SAN FRANCISCO – Facial recognition supporters in the US often argue that the surveillance technology is reserved for the greatest risks — to help deal with violent crimes, terrorist threats and human trafficking. And while it’s still often used for petty crimes like shoplifting, stealing $12 worth of goods or selling $50 worth of drugs, its use in the US still looks tame compared with how widely deployed facial recognition has been in China.
China’s facial recognition system logs nearly every single citizen in the country, with a vast network of cameras across the country. A database leak in 2019 gave a glimpse of how pervasive China’s surveillance tools are — with more than 6.8 million records from a single day, taken from cameras positioned around hotels, parks, tourism spots and mosques, logging details on people as young as 9 days old.

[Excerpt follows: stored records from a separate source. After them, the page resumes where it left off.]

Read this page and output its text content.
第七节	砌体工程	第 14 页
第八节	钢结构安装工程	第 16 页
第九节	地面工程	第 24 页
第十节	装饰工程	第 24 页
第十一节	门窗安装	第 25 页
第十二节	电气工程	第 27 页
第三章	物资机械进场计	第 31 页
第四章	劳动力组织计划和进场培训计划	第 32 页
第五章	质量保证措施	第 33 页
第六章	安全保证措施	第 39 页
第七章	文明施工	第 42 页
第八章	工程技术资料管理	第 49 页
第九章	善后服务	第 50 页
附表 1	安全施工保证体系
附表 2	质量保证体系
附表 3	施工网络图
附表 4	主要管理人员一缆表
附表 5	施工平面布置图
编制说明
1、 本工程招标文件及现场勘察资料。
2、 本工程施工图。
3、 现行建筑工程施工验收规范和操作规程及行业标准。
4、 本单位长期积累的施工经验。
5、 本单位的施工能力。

The Chinese government is accused of using facial recognition to commit atrocities against Uyghur Muslims, relying on the technology to carry out “the largest mass incarceration of a minority population in the world today.”

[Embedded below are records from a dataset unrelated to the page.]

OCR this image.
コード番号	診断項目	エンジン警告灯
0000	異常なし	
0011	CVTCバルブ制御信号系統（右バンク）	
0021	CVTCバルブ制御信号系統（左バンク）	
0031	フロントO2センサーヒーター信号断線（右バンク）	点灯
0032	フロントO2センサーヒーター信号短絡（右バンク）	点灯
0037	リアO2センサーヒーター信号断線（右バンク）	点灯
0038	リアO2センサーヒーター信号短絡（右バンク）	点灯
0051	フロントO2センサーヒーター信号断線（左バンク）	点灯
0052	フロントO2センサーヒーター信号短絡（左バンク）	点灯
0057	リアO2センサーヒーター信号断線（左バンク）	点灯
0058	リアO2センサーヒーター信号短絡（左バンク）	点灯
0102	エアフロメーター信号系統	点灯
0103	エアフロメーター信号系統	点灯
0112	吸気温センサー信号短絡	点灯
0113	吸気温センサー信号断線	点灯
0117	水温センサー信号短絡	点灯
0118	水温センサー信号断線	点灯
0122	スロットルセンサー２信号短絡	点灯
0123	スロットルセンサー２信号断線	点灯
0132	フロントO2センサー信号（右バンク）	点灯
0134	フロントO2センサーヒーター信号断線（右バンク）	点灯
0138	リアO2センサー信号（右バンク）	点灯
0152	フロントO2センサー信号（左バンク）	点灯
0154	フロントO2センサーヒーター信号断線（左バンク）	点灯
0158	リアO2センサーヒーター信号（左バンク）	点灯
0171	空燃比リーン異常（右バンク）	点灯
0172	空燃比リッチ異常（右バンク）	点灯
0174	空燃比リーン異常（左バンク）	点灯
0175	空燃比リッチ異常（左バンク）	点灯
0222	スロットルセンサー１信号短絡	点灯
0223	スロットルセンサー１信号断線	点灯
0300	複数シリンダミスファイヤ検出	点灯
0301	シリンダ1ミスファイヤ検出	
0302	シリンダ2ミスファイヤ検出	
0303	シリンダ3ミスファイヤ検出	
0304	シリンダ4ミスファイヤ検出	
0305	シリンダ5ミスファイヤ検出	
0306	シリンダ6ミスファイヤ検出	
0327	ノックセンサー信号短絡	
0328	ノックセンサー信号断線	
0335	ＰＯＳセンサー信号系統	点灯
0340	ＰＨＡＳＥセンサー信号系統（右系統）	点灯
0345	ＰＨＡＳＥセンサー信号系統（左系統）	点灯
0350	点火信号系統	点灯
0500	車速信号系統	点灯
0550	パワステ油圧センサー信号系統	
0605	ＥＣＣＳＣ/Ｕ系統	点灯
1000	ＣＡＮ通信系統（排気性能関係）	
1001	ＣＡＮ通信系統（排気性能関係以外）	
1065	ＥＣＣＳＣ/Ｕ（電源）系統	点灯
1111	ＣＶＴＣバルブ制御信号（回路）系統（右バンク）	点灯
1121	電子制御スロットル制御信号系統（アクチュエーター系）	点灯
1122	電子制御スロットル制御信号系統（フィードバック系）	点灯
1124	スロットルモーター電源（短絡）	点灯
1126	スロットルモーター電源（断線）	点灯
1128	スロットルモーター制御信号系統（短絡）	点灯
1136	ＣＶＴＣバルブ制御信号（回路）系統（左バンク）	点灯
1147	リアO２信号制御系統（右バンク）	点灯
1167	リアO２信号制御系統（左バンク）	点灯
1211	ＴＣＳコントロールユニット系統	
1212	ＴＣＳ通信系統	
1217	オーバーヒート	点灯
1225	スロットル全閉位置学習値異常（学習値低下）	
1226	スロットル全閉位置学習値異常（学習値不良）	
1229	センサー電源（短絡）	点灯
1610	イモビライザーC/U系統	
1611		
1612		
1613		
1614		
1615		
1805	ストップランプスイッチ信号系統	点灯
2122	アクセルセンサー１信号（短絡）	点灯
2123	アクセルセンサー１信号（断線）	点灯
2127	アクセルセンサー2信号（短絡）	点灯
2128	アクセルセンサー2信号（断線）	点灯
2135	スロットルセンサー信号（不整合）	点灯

“China uses facial recognition to profile Uyghur individuals, classify them on the basis of their ethnicity, and single them out for tracking, mistreatment, and detention,” a bipartisan group of 17 senators said in a letter to Secretary of State Mike Pompeo on March 11. “And these technologies are deployed in service of a dystopian vision for technology governance, that harnesses the economic benefits of the internet in the absence of political freedom and sees technology companies as instruments of state power.”